You have also argued that these are strategic assets that they want to maintain as some sort of insurance policy because there is always that nagging deja vu for all of Washington's assurances, that the US, as it has done twice before, will cut and run. So, is it inevitable that this strategy would always be sustained by Pakistan and the ISI and military establishment will never forsake these assets?
I don't believe it is inevitable. I think that we can influence the calculations in Rawalpindi about the future. We can do that in several ways.

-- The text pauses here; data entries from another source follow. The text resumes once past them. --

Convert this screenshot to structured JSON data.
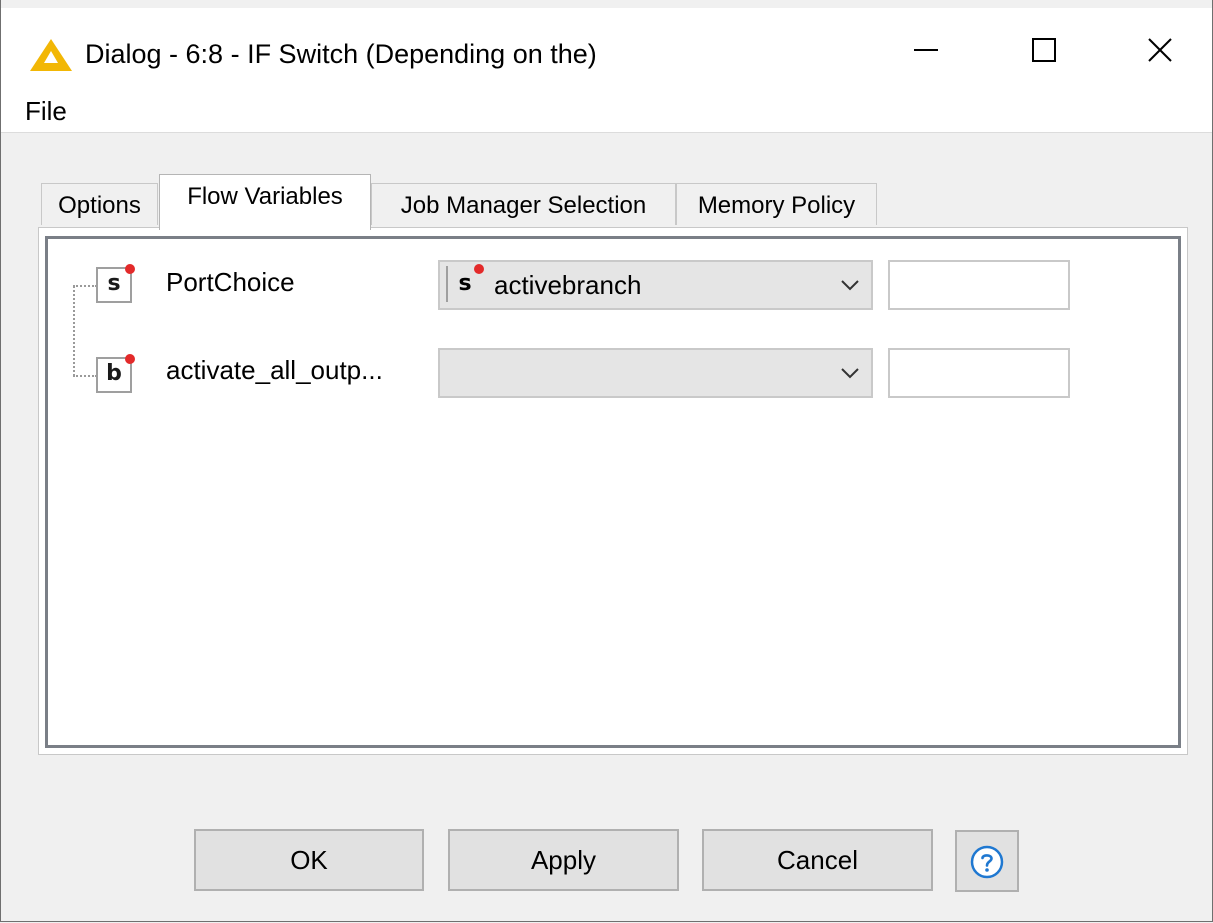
{
  "window": {
    "title": "Dialog - 6:8 - IF Switch (Depending on the)",
    "controls": {
      "close_glyph": "✕"
    }
  },
  "menubar": {
    "file": "File"
  },
  "tabs": [
    {
      "label": "Options",
      "active": false
    },
    {
      "label": "Flow Variables",
      "active": true
    },
    {
      "label": "Job Manager Selection",
      "active": false
    },
    {
      "label": "Memory Policy",
      "active": false
    }
  ],
  "flow_variables": [
    {
      "name": "PortChoice",
      "type_glyph": "s",
      "selected_variable": "activebranch",
      "selected_type_glyph": "s",
      "field_value": ""
    },
    {
      "name": "activate_all_outp...",
      "type_glyph": "b",
      "selected_variable": "",
      "field_value": ""
    }
  ],
  "buttons": {
    "ok": "OK",
    "apply": "Apply",
    "cancel": "Cancel"
  },
  "colors": {
    "accent_warning": "#f2b705",
    "dot": "#e32a2a",
    "help_blue": "#1f78d1"
  }
}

By making clear that we are going to build in Afghanistan, an Afghan national security establishment that's going to be able to protect its own country -- an Afghan army that's big enough and well-trained and equipped and that the Taliban will be a liability for Pakistan in the long term.
And, I think, between India and Pakistan, we have to encourage a process of cooling tensions -- getting back to the composite dialogue and have the back-channel that undermine the logic of groups like Lashkar-e-Tayiba and undermine the position of those in the Pakistani establishment who believe that's the right approach.

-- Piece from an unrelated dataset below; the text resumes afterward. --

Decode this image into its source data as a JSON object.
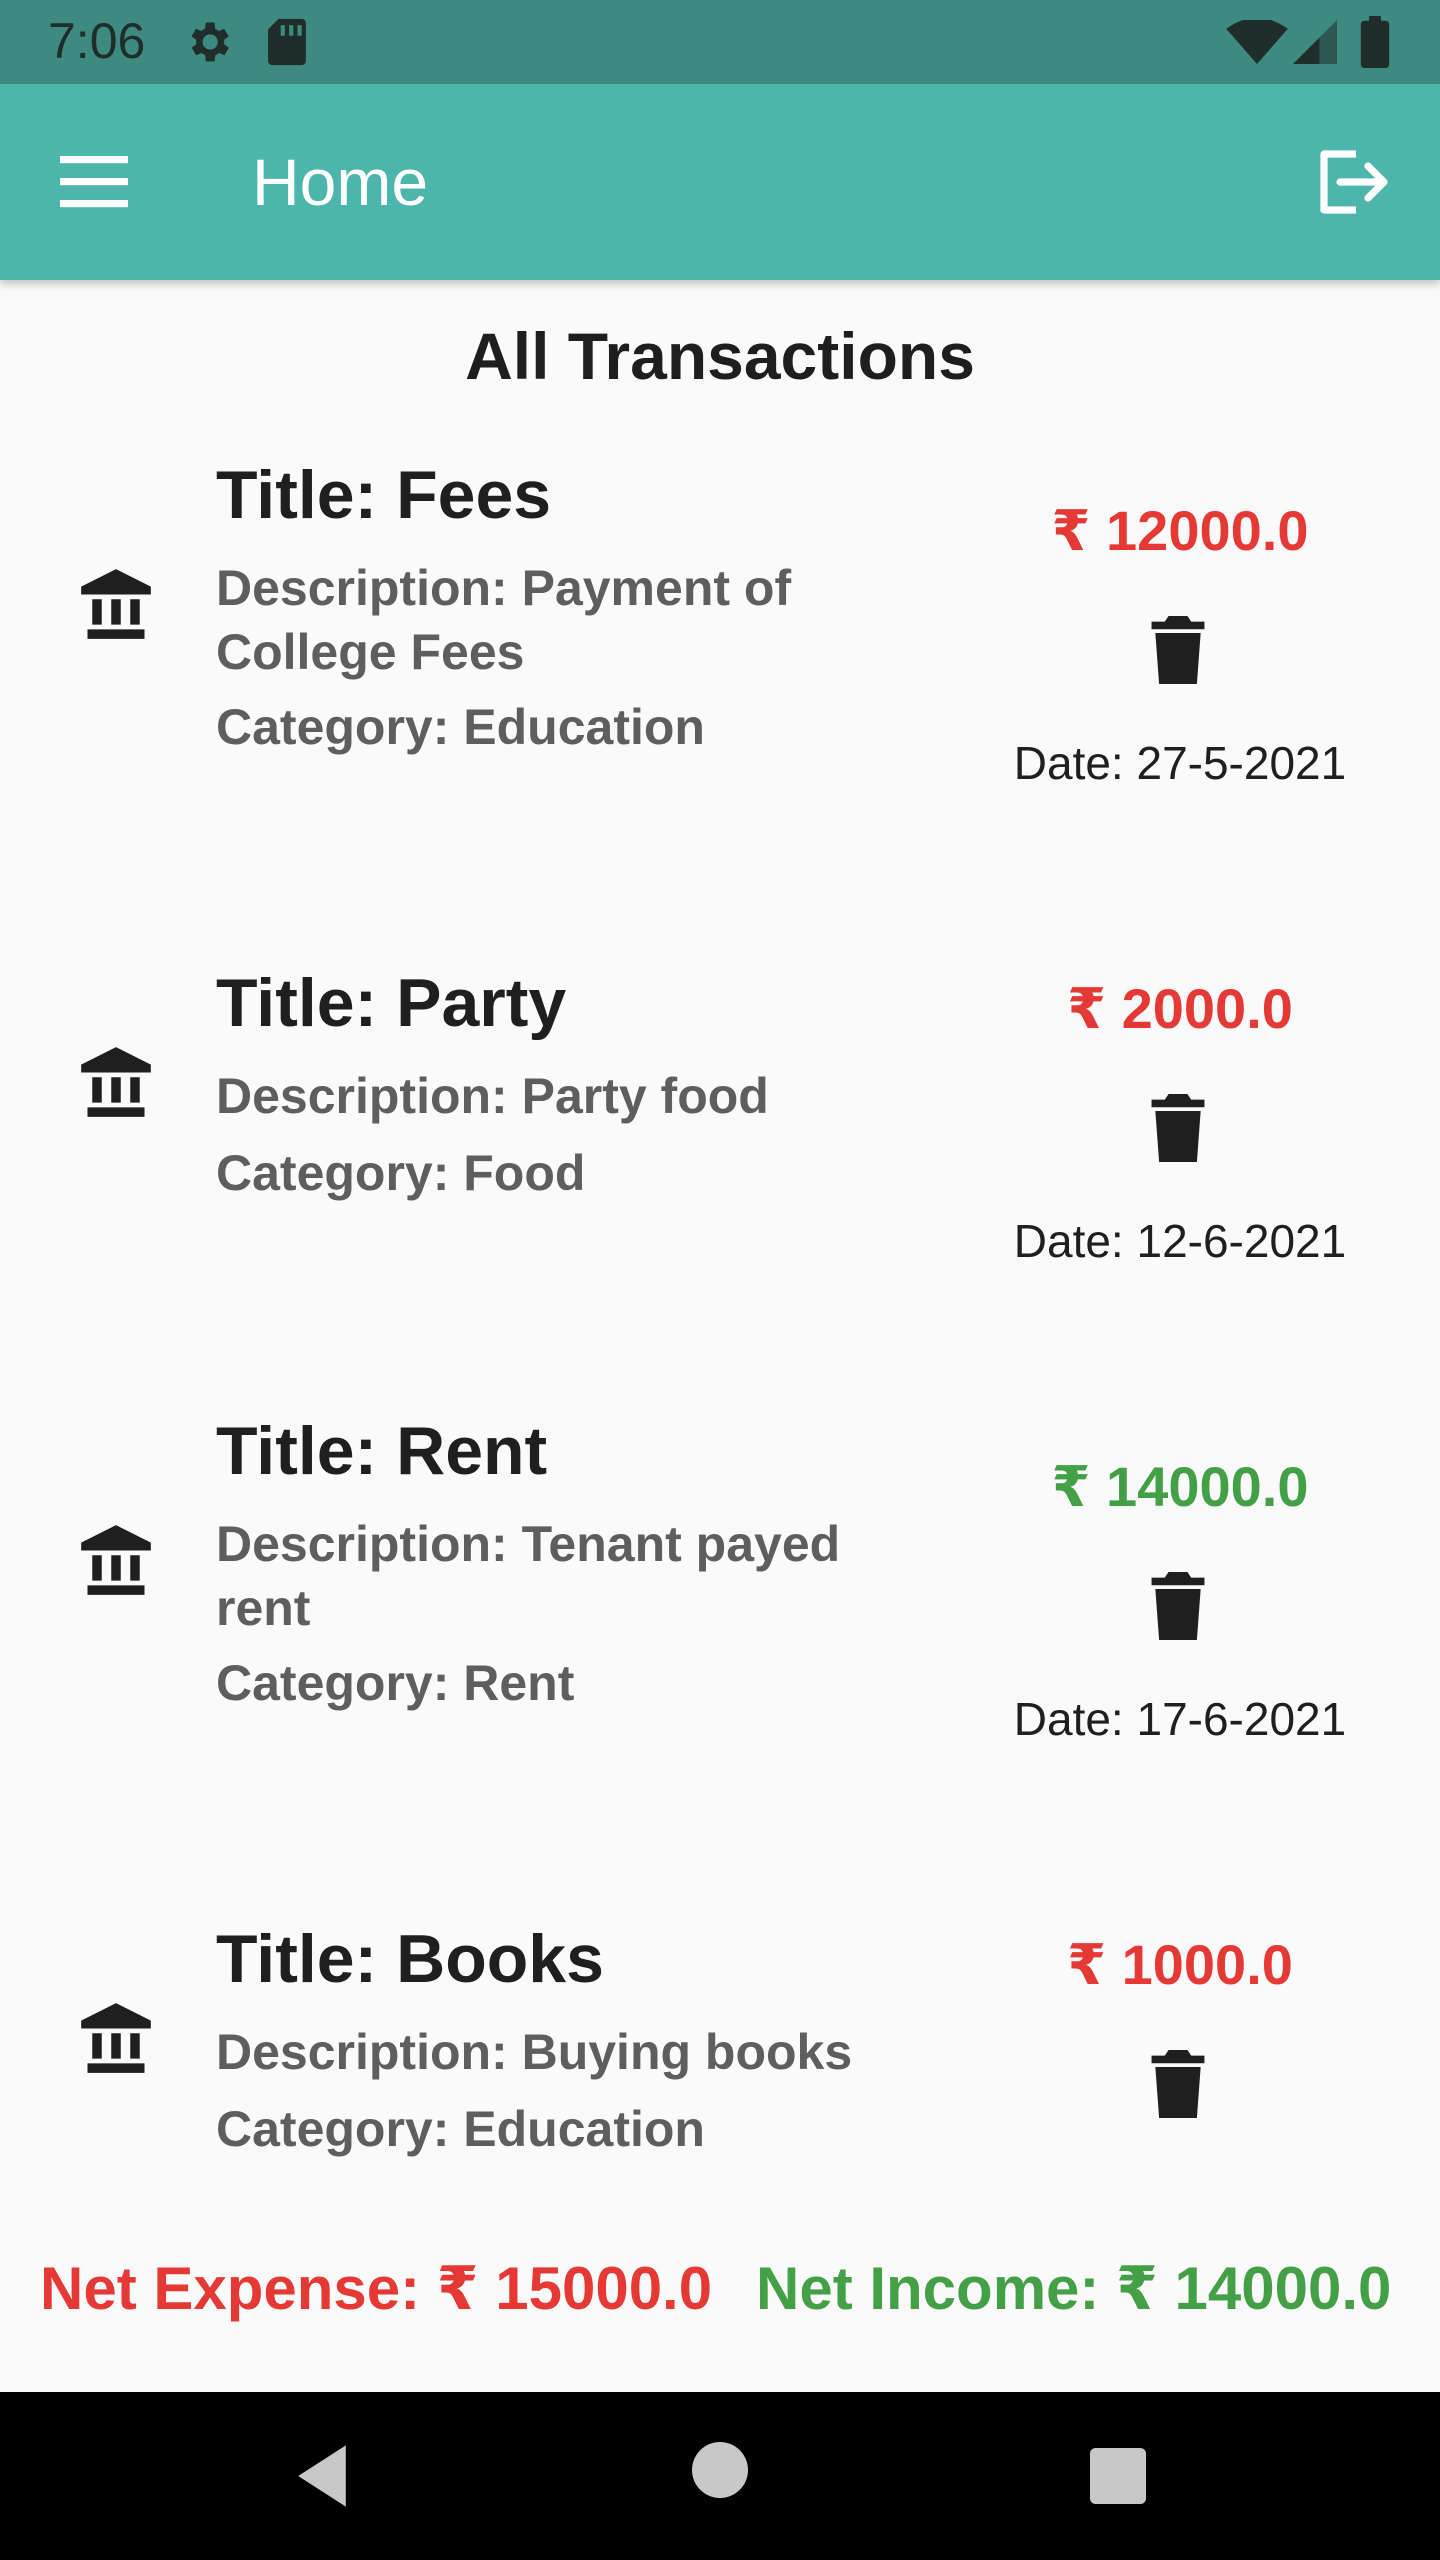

The fact that Prime Minister (Manmohan) Singh agreed to meet with (Pakistan President Asif Ali) Zardari in Russia, shows that the New Delhi government recognises the wisdom of doing that. The prime minister has to be given a strong vote of support for doing this.
It would have been very easy to take the position that Zardari has to do something first, but the prime minister wisely chose the posture of reaching out. This does not mean that Pakistan should be taken off the hook by any means, and in particular, it should be an imperative of American policy to support the demand for Pakistan to shut down Lashkar-e-Tayiba once and for all.